AES: UN’ALTERNATIVA PER IL SAHEL?

di Cristiana Fiamingo[1]

L’evoluzione è completa. Il processo che ha portato Mali, Niger e Burkina Faso ad allontanarsi dal G5 Sahel, lasciando Mauritania e Chad al loro destino, e tagliando definitivamente i rapporti con la Francia e gli Stati Uniti, i sostenitori tradizionali di quella coalizione, realizzando infine l’Alliance des Pays du Sahel (AES), si è concluso lo scorso 6 luglio 2024. Dopo aver siglato un patto di mutua difesa, la Liptako-Gourma Charter, il 16 settembre 2023, prefiggendosi di sconfiggere assieme il terrorismo una volta per tutte, i capi di Stato delle tre giunte golpiste del Mali (Col. Assimi Goita), del Niger (Gen. Abdrahamane Tiani) e del Burkina Faso (Cap. Ibrahim Traoré) si sono incontrati a Niamey, capitale del Niger, nel primo vertice dei capi di Stato e di Governo dell’Alleanza che copre l’area transfrontaliera della regione del Liptako-Gourma.
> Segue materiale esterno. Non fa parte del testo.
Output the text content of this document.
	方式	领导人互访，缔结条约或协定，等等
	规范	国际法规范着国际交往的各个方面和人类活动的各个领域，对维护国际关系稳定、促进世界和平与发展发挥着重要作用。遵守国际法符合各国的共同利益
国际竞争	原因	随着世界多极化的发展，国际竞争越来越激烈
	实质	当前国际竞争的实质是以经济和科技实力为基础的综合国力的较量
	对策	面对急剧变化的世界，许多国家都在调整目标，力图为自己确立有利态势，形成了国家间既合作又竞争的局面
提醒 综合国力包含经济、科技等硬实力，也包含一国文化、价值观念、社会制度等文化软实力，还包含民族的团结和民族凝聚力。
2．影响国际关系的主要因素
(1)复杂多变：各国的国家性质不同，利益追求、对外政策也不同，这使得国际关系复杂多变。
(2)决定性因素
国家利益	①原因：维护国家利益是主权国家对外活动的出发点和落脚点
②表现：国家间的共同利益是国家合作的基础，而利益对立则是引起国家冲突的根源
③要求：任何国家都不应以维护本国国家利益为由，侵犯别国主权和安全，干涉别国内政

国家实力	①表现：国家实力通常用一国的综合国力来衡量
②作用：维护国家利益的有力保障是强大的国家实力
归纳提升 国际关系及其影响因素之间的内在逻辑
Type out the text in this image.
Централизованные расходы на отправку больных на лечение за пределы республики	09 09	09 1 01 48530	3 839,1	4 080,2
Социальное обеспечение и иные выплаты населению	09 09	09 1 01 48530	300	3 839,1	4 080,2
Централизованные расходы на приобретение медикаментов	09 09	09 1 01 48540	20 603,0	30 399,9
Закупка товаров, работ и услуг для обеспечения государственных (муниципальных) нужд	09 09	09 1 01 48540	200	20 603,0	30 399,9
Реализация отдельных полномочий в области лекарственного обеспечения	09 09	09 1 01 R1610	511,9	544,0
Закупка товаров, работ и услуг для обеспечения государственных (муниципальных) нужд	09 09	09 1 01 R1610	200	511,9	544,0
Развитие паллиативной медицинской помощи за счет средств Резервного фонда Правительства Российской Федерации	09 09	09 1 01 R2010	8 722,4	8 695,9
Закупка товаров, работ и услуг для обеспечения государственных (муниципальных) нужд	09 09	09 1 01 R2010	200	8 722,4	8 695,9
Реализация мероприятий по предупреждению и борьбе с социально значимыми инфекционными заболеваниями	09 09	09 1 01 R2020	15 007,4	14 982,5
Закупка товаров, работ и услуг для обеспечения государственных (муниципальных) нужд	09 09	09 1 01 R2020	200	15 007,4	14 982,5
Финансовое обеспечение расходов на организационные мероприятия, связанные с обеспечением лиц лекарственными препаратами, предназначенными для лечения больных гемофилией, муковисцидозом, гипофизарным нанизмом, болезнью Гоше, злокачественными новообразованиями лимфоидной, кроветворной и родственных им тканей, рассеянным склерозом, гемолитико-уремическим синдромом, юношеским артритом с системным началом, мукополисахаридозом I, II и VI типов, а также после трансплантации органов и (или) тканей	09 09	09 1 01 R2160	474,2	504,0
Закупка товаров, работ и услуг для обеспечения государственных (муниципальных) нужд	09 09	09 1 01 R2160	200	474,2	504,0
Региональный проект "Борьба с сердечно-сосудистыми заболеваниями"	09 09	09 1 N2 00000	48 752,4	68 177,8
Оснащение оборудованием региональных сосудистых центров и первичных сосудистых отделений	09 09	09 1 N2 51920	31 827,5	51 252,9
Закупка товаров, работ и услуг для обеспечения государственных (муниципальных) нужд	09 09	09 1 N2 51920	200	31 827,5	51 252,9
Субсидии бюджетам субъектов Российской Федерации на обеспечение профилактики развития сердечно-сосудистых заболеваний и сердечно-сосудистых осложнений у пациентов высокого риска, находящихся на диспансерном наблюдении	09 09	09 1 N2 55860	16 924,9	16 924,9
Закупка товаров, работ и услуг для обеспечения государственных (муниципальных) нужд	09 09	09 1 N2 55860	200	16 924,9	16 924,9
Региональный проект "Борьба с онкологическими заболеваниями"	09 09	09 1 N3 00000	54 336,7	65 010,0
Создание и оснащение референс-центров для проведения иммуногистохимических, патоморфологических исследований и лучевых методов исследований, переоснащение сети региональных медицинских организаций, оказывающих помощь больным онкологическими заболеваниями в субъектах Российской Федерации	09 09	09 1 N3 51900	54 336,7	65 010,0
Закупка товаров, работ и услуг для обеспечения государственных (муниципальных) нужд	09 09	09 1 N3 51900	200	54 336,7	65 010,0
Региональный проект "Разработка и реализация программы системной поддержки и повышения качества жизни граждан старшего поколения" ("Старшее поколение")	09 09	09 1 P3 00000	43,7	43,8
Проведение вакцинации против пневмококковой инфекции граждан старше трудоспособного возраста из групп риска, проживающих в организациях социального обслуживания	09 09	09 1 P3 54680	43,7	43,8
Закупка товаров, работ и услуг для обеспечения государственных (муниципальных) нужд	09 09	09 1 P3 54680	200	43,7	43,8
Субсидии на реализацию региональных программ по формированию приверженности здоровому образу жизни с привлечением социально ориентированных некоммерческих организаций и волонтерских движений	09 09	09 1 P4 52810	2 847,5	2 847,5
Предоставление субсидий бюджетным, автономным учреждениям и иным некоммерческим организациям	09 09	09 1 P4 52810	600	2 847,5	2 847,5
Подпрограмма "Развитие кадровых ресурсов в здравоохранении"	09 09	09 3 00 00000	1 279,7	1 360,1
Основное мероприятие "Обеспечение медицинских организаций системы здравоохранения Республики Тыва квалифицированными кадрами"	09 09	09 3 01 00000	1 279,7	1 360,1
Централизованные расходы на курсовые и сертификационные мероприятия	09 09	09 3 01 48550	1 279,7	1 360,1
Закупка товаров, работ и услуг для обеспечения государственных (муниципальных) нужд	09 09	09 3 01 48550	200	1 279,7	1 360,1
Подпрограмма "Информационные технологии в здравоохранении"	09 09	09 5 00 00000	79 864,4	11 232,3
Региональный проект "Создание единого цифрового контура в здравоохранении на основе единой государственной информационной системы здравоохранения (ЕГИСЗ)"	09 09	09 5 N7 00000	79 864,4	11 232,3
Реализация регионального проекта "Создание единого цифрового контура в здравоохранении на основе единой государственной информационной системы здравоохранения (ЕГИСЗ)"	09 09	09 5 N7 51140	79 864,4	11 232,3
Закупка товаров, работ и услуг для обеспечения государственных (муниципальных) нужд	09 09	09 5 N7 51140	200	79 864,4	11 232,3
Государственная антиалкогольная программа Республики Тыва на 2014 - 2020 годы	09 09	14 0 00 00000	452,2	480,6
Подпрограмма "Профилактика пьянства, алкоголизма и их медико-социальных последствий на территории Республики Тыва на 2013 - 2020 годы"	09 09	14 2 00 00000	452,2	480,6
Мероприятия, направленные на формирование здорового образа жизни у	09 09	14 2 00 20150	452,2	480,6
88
Si è trattato di un vertice di grande rilevanza: con l’approvazione dell’atto istitutivo dell’AES, concordato a metà maggio tra i tre rispettivi ministri degli affari esteri, l’AES si è costituito come un nuovo organismo regionale che si pone in alternativa all’ECOWAS (Economic Community of West African States) dalla quale i tre stati si sono svincolati definitivamente il gennaio scorso, non lesinando accuse di dipendenza dell’ECOWAS dalle forze occidentali, pressati dalle sanzioni a seguito dei colpi di stato che li hanno portati al potere. Loro scopo dichiarato è quello di unire sforzi, risorse ed eserciti per combattere l’insicurezza della regione che nessuno, né l’ECOWAS, né le forze occidentali presenti da decenni nella regione hanno saputo assicurare – motivo della fine della fallimentare Operazione Barkhane (1 agosto 2014 – 9 novembre 2022). Ulteriore scopo dell’AES è quello di promuovere lo sviluppo socio-economico nell’area, nella consapevolezza di dover ricostruire tutta quella rete commerciale che era prima garantita dall‘ECOWAS. A tale scopo, si è prevista la creazione della AES Investment Bank e del Fondo di stabilizzazione, mirati alla realizzazione di progetti congiunti con l’obiettivo di assicurare alle popolazioni la sicurezza alimentare, garantire accesso a terra, acqua e sanità, ma anche istruzione e formazione professionale finalizzata all’occupazione e dal punto di vista più strettamente economico e ravvicinato: controllare risorse minerarie ed energetiche, garantire industrializzazione e commercializzazione dei prodotti anche rafforzando le infrastrutture e i trasporti oltre alle comunicazioni e alle telecomunicazioni. Un tanto, nella consapevolezza di dover aprire i rispettivi confini alla libera circolazione delle persone e delle merci. Che un processo decoloniale sia in atto sembra dimostrarlo di fatto il Niger che, il giorno precedente il vertice del 6 luglio, ha proceduto alla nazionalizzazione delle miniere d’uranio di Madaouela, espropriando di fatto la compagnia canadese GoviEx che vi ha fatto investimenti miliardari.
Dal canto loro, le popolazioni, almeno inizialmente, sembrano aver riposto grande speranza in questa nuova istituzione, sfibrate da decenni di povertà, disordine politico e una annichilente insicurezza: i sostanziali moventi delle bande del terrore che attanagliano la regione. Da questo circolo vizioso che oltre a circa 8000 morti e indicibile violenza, ha prodotto oltre 6 milioni di IDPs (Internally displaced persons) il Sahel non sembra uscire. Per questo, almeno apparentemente, il rischio di un simile accordo tra i tre regimi autoritari sembra preferibile alle popolazioni al continuare a sopravvivere alla giornata in un costante regime di paura, anche se non mancano voci dissidenti e colme di preoccupazione per l’assenza sostanziale di un dialogo delle nuove leadership con le altre forze politiche, di fatto, congelate e per il bavaglio imposto alla stampa. Questa nuova “contagion kaki” non sembra aver nulla, ma proprio nulla a che fare con l’analogo fenomeno che aveva preso piede tra gli anni ‘70 e ‘80 in Africa, laddove i regimi militari congelavano la situazione di stress politico-economico, per rimettere il potere nelle mani di un governo eletto. I golpisti saheliani programmano apertamente permanenze pluriennali al potere, sebbene ne dichiarino una data di scadenza.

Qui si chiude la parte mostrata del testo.